Paryskie lotnisko jest zarządzane przez Groupe Aeroports de Paris, w której państwo ma 50,6 procent udziałów. — Prywatyzacja lotnisk nie jest antidotum na problemy na lotniskach — ostrzegał w grudniu dyrektor generalny IATA Alexandre de Juniac. Jego zdaniem prywatyzacja lotnisk podnosi tylko ich zyskowność, ale dla linii lotniczych nie niesie korzyści.

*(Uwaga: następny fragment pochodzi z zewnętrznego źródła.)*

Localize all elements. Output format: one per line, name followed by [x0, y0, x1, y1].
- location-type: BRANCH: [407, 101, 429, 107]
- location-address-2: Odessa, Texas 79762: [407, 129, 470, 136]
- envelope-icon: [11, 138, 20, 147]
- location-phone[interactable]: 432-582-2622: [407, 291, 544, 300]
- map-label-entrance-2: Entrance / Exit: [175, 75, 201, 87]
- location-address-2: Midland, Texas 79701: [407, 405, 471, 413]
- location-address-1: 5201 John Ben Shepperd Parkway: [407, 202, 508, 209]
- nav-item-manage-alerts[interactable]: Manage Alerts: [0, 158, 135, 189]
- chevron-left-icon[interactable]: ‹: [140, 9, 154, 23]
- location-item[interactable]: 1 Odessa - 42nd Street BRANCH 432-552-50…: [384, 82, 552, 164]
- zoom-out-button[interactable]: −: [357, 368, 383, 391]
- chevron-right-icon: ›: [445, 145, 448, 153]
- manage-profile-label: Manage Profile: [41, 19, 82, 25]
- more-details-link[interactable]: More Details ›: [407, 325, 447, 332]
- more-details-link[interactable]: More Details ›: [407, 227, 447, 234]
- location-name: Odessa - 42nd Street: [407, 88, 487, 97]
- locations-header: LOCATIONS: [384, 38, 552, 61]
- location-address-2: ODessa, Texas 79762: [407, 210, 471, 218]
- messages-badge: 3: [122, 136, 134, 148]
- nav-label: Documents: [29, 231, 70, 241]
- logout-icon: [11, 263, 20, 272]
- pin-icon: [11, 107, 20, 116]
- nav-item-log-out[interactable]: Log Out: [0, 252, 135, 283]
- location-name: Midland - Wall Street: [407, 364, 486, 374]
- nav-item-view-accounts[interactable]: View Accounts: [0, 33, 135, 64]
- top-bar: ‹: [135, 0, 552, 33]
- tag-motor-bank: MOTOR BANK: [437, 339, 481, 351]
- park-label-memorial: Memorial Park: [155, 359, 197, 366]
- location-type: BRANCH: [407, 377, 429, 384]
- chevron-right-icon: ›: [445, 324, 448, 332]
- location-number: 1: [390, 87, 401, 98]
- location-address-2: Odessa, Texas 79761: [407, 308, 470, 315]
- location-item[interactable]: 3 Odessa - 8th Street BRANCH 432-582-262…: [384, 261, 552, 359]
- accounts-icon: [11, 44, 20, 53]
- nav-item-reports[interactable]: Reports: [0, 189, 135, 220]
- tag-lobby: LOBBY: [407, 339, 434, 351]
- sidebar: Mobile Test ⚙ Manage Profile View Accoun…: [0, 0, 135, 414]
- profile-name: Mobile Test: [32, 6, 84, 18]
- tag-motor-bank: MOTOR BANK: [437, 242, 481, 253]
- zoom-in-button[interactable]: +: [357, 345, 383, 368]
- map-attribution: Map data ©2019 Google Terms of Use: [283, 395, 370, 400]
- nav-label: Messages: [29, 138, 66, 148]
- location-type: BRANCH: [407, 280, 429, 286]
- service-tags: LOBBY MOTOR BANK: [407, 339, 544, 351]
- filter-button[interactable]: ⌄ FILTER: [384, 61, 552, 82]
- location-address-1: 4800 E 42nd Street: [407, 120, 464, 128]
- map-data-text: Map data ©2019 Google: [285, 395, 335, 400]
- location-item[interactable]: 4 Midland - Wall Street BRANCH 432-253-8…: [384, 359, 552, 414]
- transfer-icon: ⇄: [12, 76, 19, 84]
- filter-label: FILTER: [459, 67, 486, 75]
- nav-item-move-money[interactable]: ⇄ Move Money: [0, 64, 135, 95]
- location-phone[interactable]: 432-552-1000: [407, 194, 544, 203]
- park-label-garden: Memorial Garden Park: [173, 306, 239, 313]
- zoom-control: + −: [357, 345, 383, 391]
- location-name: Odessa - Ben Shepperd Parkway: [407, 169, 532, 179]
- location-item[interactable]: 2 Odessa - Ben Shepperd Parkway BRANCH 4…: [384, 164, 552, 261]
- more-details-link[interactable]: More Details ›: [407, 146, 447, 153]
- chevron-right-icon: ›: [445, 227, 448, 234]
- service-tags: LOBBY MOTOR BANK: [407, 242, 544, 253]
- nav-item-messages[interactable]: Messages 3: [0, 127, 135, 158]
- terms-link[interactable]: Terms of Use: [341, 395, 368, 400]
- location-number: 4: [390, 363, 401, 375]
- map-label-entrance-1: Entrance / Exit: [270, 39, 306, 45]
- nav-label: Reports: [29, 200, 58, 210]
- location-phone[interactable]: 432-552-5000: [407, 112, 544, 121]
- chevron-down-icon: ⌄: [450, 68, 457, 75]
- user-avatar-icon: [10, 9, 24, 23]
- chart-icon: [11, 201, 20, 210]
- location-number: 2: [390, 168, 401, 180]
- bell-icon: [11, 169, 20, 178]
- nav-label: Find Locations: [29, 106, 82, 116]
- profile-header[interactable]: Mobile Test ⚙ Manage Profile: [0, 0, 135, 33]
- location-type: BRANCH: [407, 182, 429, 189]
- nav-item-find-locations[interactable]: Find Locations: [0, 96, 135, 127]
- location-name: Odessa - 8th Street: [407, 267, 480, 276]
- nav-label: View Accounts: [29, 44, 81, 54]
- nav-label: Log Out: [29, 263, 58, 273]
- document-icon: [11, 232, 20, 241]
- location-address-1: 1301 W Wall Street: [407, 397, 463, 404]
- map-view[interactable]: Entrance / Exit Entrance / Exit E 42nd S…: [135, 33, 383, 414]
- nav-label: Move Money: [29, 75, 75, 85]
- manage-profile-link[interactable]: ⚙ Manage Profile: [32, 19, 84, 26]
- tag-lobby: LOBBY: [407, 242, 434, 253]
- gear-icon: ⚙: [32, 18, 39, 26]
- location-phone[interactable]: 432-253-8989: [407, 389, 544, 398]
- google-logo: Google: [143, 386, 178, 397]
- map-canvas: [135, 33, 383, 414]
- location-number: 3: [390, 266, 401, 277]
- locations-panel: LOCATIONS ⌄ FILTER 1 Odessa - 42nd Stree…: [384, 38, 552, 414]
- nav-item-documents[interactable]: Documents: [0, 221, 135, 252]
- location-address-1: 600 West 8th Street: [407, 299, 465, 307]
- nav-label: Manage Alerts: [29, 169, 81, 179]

Czytaj także: W samolocie mniej nas wytrzęsie
Senatorzy jednak nie mieli wątpliwości. Ich zdaniem lotnisko Charles'a de Gaulle'a nie jest dobrze zarządzane i działa to fatalnie na wizurek Francji, jako jednego z najpopularniejszych krajów świata odwiedzanych przez turystów. Dla francuskich senatorów wzajemne zrzucanie na siebie winy przez Air France i ADP nie ma żadnego sensu. Przewodniczący senackiej komisji ds. lotnictwa Herve Maurey powiedział, że nie rozumie dlaczego pasażerowi przesiadającemu się w Paryżu przejście od wyjścia z samolotu do wejścia do kolejnego zajmuje aż 40 minut. Dlaczego tak długo pasażerowie czekają w samolotach, zanim maszyna wystartuje i czemu aż tak długo trzeba czekać na bagaż.
— Rzeczywiście, nie mamy takich problemów w Amsterdamie. Tam nie ma kłopotów przy kontroli dokumentów. I nic mnie nie przekona, że Paryż nie może być tak samo dobrze zarządzany, jak Amsterdam — stwierdził Ben Smith. Te 30-40 minut potrzebuje pasażer, który przyleciał i odlatuje Air France, ale kiedy przyleciał na przykład LOT-em, a odlatuje Aeromexico, niezbędny czas na przesiadkę to minimum 1,5 godziny.
Prezes Air France-KLM skarżył się także na bardzo wysokie opłaty lotniskowe, zwłaszcza jeśli chodzi o kontrolę bezpieczeństwa. — Nie potrafię zrozumieć, dlaczego pasażerowie tranzytowi, którzy takiej kontroli nie przechodzą, muszą także za nią płacić — mówił.